How to see Conflict as an Opportunity

Who really needs conflict? It’s disruptive anyway you approach it. It robs you of time and a great deal of positive energy that you definitely need to have in the workplace to maintain harmonious relationships with other co-workers. Whether we like it or not, conflicts exist because everyone has a different way of looking at things and, therefore, opposing viewpoints clash.

Luckily, a conflict does not necessarily have to end up in a dead-end situation where there is no fruitful result. If properly managed, a conflict may be a healthy enabler of growth, professional and business development.  

Here are a few crucial steps to help you approach conflict through a lens of opportunity for learning, growing, improving communication and so on.

Understand Conflict

The first step begins with defining conflict and understanding your reactions in a conflict situation. So when you think of conflict, what is the first thing that comes to mind? What is your first response when you are involved in a conflict? What are possible sources of conflict? Self-awareness and knowing how you respond to conflict is the key to effective conflict resolution, communication and (re)connection with others. On top of this, effective leaders should be able to handle conflicts without losing track of their goals. Today’s complex world calls for a more diverse range of responses and greater skills for resolving conflict. This means that as a successful professional, you should not see conflict as a “battle to be won” but as a “battle to be won”. As an Indian proverb says “the best way to eliminate an enemy is to make him your friend”.

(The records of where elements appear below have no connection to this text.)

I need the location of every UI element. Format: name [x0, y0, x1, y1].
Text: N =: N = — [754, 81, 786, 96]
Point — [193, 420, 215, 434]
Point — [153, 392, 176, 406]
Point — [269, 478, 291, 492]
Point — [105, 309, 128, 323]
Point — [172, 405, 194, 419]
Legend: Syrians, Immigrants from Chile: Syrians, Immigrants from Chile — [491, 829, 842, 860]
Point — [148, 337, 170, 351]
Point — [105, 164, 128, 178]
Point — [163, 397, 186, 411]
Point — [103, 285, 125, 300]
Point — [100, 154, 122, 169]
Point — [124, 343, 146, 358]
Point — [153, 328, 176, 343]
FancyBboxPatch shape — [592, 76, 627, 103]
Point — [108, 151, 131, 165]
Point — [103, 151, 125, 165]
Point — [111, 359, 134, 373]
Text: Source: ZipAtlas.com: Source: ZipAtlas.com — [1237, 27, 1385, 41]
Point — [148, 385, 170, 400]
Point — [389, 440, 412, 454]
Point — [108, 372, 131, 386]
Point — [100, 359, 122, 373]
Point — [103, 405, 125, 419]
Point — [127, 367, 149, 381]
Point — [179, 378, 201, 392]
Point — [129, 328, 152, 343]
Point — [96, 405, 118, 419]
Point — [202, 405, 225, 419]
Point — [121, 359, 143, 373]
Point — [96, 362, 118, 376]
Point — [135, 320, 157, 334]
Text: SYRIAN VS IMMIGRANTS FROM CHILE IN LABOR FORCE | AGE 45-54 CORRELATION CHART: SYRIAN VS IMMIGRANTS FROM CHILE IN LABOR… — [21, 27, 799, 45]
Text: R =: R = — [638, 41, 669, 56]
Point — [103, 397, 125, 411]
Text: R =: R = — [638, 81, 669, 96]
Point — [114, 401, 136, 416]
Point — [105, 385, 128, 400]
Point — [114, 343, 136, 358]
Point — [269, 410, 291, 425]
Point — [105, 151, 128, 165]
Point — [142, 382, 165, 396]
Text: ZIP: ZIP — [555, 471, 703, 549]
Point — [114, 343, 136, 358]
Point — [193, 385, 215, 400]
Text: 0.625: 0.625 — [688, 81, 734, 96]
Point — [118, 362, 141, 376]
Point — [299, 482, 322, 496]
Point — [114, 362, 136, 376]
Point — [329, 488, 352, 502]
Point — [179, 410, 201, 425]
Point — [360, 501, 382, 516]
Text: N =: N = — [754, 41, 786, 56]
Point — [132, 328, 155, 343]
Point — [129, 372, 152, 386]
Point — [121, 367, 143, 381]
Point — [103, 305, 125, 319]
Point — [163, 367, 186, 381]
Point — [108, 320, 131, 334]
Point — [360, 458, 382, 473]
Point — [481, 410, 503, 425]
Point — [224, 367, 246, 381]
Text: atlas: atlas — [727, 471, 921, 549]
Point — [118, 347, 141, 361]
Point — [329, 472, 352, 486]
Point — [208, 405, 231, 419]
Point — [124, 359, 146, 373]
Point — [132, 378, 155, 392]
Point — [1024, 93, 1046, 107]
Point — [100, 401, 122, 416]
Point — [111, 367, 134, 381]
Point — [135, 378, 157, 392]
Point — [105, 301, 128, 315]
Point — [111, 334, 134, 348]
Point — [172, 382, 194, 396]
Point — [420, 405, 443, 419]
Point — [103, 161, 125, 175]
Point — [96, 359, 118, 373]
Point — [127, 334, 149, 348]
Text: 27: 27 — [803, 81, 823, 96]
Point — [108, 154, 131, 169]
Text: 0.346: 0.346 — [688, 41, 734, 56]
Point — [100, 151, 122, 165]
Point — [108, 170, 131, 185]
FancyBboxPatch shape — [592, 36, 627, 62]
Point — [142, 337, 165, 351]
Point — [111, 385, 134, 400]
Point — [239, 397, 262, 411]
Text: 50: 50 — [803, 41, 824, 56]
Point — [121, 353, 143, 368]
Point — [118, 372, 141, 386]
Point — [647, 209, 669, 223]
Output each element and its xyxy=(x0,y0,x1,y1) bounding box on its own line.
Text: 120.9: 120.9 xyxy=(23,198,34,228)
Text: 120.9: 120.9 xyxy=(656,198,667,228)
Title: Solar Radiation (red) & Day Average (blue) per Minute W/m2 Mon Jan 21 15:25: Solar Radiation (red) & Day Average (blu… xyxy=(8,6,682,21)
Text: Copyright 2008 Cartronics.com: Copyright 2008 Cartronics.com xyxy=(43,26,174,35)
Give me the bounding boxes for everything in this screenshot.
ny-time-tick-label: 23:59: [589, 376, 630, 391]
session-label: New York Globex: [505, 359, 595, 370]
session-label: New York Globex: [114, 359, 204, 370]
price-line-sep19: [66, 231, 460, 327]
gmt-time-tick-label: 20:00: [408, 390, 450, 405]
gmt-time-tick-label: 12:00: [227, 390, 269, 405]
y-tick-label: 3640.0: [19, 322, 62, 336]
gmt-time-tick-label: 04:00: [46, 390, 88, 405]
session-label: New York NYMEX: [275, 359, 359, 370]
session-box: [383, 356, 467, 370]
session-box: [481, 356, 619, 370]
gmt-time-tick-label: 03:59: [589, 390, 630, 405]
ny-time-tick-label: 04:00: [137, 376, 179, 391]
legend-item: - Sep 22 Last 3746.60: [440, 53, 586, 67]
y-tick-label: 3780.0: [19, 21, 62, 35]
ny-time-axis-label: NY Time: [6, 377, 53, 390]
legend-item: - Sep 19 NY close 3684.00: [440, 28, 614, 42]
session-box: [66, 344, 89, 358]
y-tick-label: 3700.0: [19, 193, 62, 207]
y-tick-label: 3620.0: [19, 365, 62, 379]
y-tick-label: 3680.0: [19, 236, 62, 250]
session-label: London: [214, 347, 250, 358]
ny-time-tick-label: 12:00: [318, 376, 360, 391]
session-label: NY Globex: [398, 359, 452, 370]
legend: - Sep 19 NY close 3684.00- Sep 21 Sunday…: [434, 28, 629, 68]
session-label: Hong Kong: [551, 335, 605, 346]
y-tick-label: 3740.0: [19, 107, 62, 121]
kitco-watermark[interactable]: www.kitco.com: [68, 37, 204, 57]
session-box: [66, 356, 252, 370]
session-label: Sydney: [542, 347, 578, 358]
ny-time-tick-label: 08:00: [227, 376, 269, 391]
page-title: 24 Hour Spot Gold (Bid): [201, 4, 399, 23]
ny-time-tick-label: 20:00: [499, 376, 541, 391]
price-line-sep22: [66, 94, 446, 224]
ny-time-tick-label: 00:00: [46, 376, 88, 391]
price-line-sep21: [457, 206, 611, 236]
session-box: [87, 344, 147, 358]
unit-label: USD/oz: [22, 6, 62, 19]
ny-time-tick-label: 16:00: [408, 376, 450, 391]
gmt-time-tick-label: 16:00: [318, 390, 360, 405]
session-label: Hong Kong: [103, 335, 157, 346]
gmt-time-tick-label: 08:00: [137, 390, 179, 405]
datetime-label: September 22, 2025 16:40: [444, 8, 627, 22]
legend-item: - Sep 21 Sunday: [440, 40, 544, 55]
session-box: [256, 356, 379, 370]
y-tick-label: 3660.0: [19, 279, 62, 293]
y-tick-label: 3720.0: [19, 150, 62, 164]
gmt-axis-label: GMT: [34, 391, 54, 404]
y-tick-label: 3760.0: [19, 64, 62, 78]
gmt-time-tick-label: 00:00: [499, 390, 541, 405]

Approach conflict as an opportunity for growth

Conflict provides an opportunity for growth, especially as the workplace becomes more culturally and generationally diverse. Learning to see things from different points of view and respecting the unique differences in people surrounding you is a crucial step for self-development. Don’t just unproductively undervalue the intelligence and contribution of people you are not comfortable with. Every co-worker represents a unique opportunity for professional advancement and, therefore, it is worth capitalising on such meaningful interpersonal relationships.

Understand that conflict may lead to productive results and enhance communication

Conflict can be a warning sign that there is a communication problem between two or more parties in a department, or the company is at risk. As an outstanding leader, it is your duty to find out why people feel the way they do. Is it because they feel they don’t get the information they feel they need or is it because they don’t properly understand the decisions that directly affect them? When a conflict arises, encourage people to get out of their comfort zone and speak, ask for their input on issues that concern them, and listen with an open mind. Get their side of the story, listen to their feelings and emotions, interests and concerns, engage people in a meaningful dialogue and invite divergent ideas or experiences in the discussion. The point here is that this sort of productive conflict may help us explore new possibilities and generate an array of new ideas that can fuel up productivity, creativity and innovation.   

Be aware that conflict is part of meaningful relationships

It may sound weird, but for most effective leaders, no authentic relationship with a colleague, client or external partner was formed until they experienced a little tension with them. Truthful relationships are tested through adverse circumstances so you can better understand someone when a turbulent situation arises. Embrace conflict as an opportunity to explore your own leadership maturity in depth and know your limitations and boundaries when dealing with conflict.

See conflict as an opportunity for creative change and development

Last but not least, conflict can be a life force filled with tension and energy. We rarely come up with innovative ideas and new insights when we are feeling comfortable or settled with the status quo. Harness creative conflict as much as you can and get it to work for your company’s benefit. Realise that conflict is an agent of evolution and change and a sign telling us that we can no longer remain at the current level. Try to make the most of the generative energy of conflict to uncover better possibilities and foster creative change.

These are just a few ways to approach conflict as an opportunity. The main takeaways of this article are to recognise conflict as a springboard to improvement and an opportunity for growth. Instead of creating tension with people, learn to appreciate how each individual can influence you positively with his unique insights, knowledge, soft and hard skills that you might not possess.